Speaker of the House of Representatives
- In office 1974–1975

Leader of Government Business
- In office 1971–1974
- Succeeded by: Naboua Ratieta

Chief Elected Member
- In office 1967–1971

Member of the Legislative Council
- In office 1971–1974
- Succeeded by: Abete Merang
- Constituency: Urban Tarawa

Member of the House of Representatives
- In office 1967–1971
- Constituency: Urban Tarawa

Member of the Advisory Council
- In office 1963–1967

Personal details
- Born: 1924 Onotoa, Gilbert and Ellice Islands
- Died: 1977 South Tarawa, Gilbert Islands

= Reuben Uatioa =

Gilbertese politician

Te Reuben Kiraua Uatioa (1924 – 1977) was a Gilbertese politician. After being elected to the House of Representatives in 1967, he became the first Chief Elected Member of the Gilbert and Ellice Islands colony and then Leader of Government Business, serving until unexpectedly losing his seat in 1974. He then served as Speaker of the House of Representatives until 1975.

==Biography==
Uatioa was born on Onotoa in 1924. He was adopted by a family from Nonouti and was educated at the London Missionary Society's Hiram Bingham High School in Rongorongo on Beru. He began working as a radio operator in the Phoenix Islands in 1940, before joining the naval reserve in Fiji in 1941. Following World War II he worked for the New Zealand Meteorological Service in Fiji, before returning to the Gilbert and Ellice Islands in 1950.

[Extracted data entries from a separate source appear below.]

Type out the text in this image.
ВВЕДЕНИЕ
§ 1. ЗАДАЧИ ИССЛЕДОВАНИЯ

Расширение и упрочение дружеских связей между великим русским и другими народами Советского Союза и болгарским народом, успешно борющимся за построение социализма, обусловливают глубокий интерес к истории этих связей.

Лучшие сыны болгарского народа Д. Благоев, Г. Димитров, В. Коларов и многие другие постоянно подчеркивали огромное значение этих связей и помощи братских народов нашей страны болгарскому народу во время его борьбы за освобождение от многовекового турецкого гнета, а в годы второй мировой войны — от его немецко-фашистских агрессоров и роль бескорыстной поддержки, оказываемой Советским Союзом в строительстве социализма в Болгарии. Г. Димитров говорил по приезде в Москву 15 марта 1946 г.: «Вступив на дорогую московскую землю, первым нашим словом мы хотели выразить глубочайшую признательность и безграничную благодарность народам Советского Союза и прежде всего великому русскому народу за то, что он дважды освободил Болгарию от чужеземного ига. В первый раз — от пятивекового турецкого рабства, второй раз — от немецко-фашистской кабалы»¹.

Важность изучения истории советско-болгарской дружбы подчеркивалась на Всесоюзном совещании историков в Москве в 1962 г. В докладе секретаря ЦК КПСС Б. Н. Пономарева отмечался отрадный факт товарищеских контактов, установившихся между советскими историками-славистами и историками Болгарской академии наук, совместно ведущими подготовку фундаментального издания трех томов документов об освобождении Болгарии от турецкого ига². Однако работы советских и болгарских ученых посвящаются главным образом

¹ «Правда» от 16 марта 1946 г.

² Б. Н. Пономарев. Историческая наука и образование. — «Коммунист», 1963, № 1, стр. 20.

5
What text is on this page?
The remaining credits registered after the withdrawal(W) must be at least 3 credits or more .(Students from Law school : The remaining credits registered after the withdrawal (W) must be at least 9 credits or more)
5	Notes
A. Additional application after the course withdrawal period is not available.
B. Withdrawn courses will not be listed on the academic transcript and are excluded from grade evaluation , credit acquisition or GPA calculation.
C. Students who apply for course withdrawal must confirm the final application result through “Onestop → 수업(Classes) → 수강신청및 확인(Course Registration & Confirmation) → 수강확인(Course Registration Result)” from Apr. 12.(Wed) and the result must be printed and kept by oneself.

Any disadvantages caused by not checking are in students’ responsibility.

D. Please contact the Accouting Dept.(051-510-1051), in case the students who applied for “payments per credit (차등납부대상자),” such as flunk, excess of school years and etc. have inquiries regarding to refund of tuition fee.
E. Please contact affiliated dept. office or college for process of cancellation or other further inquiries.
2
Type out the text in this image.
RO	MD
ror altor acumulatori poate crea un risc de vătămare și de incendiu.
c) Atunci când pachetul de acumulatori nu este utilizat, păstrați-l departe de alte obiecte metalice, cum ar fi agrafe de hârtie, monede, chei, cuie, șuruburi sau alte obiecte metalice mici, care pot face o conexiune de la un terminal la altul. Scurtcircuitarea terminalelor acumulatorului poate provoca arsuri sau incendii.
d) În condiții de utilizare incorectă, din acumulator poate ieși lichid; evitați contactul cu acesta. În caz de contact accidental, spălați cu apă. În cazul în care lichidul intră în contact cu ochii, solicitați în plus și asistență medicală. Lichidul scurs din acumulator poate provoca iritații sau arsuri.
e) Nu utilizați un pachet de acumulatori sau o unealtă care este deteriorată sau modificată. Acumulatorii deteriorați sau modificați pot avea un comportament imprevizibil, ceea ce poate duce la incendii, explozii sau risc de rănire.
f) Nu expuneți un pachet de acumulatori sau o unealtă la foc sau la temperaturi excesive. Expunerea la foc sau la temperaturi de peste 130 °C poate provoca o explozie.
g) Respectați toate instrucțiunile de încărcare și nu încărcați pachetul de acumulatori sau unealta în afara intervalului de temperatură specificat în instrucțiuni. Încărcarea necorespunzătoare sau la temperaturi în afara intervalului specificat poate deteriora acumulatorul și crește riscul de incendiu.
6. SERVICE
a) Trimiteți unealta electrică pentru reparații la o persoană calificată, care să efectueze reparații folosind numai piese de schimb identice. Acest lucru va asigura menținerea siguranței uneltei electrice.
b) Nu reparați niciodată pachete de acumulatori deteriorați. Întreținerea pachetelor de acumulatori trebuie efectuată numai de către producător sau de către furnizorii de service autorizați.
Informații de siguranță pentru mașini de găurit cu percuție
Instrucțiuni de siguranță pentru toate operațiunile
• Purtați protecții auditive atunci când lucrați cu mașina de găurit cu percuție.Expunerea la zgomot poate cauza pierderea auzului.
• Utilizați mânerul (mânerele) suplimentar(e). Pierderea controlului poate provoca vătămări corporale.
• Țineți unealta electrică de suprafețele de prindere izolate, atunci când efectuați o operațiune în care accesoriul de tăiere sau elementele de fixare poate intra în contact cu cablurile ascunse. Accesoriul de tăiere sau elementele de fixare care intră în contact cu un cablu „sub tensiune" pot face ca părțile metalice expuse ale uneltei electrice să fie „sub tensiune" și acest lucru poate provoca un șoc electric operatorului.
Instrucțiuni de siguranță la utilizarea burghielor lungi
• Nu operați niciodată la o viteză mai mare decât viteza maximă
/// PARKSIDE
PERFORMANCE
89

Uatioa was appointed as the islands' first broadcasting and information officer in 1955. In 1963 he was appointed to the new Advisory Council. He established the Tungaru, a Gilbertese cultural movement, and in 1965 founded the Gilbertese National Party, an offshoot of the movement. He was awarded an MBE in the 1966 New Year Honours.

In the first elections to the new House of Representatives, he was elected from the Urban Tarawa constituency. Following the elections, he was elected Chief Elected Member. After being re-elected to the reconstituted Legislative Council in 1971, Uatioa was elected the first Leader of Government Business. However, he surprisingly lost his seat in the 1974 elections, losing to union leader Abete Merang. Following the elections, he became Speaker of the House of Representatives, a role he held until resigning in 1975.

Uatioa continued in local politics, serving as president of Teinainano Urban Council until 1977. In 1977 he was appointed Public Service Commissioner. While planning to contest the 1978 elections, he died later in 1977. The Reuben K. Uatioa Stadium was subsequently named for him.